Climate Change in the Middle East:
Global mean temperature rise is expected to have negative effects on socioeconomic and political environment of Middle Eastern countries. According to the World Bank, 70% of Middle East’s agricultural sector is rain-fed, which makes it extremely vulnerable to anticipated fluctuations in temperature as well as precipitation decrease (World Bank). The region will likely experience more frequent droughts and longer periods of hot weather throughout the course of this century. According to estimates by World Resource Institute (WRI), fourteen of 33 most water-stressed countries in 2040 are located in the Middle East (Maddocks et al. 2015). Arab countries will be withdrawing more water than available supply within the course of next two decades (see figure 2).
Figure 2. Source: Luo, Tianyi, Robert Young, and Paul Reig. “Country Level Water Stress in 2040 Under the Business-As-Usual Scenario.” Water Resource Institute, August 2015, http://www.wri.org/sites/default/files/aqueduct-water-stress-country-rankings-technical-note.pdf.

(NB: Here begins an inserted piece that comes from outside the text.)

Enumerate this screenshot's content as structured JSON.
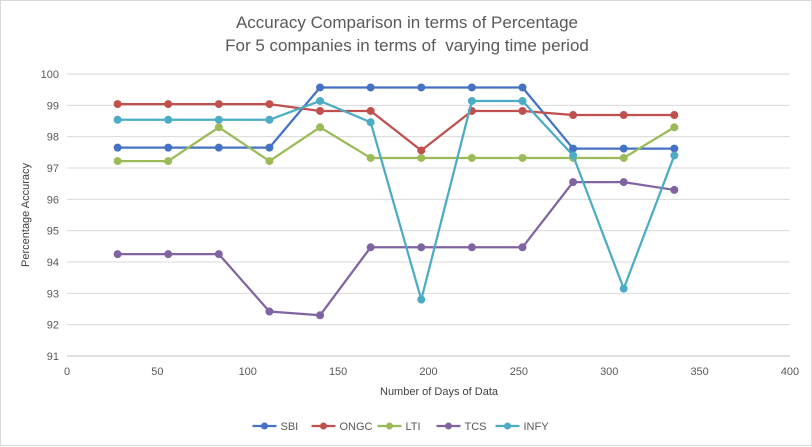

Countries with ongoing conflicts such as Syria, Iraq, Yemen, and Afghanistan are especially sensitive to the effects of climate change projections. These states are currently engaged in large-scale combat operations against militant Islamic groups. In some cases (e.g. Syria), radically motivated anti-government groups were able to establish full control over significant parts of these states’ territories. Preservation of territorial integrity has been the main priority for the governments of Syria, Iraq, and Afghanistan for many years. They have been devoting significant portion of their resources for operations against militant Islamic groups at the cost of developing their national economies. In the result, their social services, education, and employment sectors sustained considerable damage. Secondary factors such as population growth and rapid urbanization will only worsen the effects of the climate change. 2°C increase in global mean temperature will result in a 40% decline in rainfall (World Bank). Under projected climate change, the region’s capacity to provide water for agricultural as well as human needs will become considerably difficult. United Nations estimates that Algeria, Egypt, Morocco, Syria, Tunisia, and Iraq are likely to experience moderate to severe water shortages by 2050 (FAO 2002). According to number of scientists, drought frequency has increased during the last 20- 40 years in Morocco, Tunisia, Algeria and Syria, and changed in Morocco from an average of one year of drought in every five-year period, before 1990, to one-year drought for each two-year period (Karrou, 2002. Abbas, 2002. Mougou and Mansour, 2005). From 2006 to 2011, Syria has experienced series of multi-year droughts, which contributed to massive agricultural failures and prompted internal population displacement (DoD 2015, 4; Kaniewski et al. 2012). Besides direct effects on agricultural sector, negative impact of climate change will carry on to social and political structure of the state.
Link between the Climate Change and Recruitment into Terrorist Organizations
Research from German Foreign Office suggests that economic deprivation and essential resource shortage caused by extreme weather events such as droughts considerably weaken states that are in active state of war (Adelphi 2016). The window of opportunity for non-state armed actors [such as ISIL] is created when states become weak and incapable of meeting their citizens’ basic needs (DCAF 2015, 10). They [non-state armed actors] provide public services and goods with the goal of substituting the government’s role. In the Mexican city of Laredo, a transnational drug cartel called Zetas installed a 16-foot banner (see figure 3) in downtown as part of their recruitment campaign with the following message: “We’re offering you a good salary, food and medical care for your families” (Roig-Franzia 2008; Davis 2010).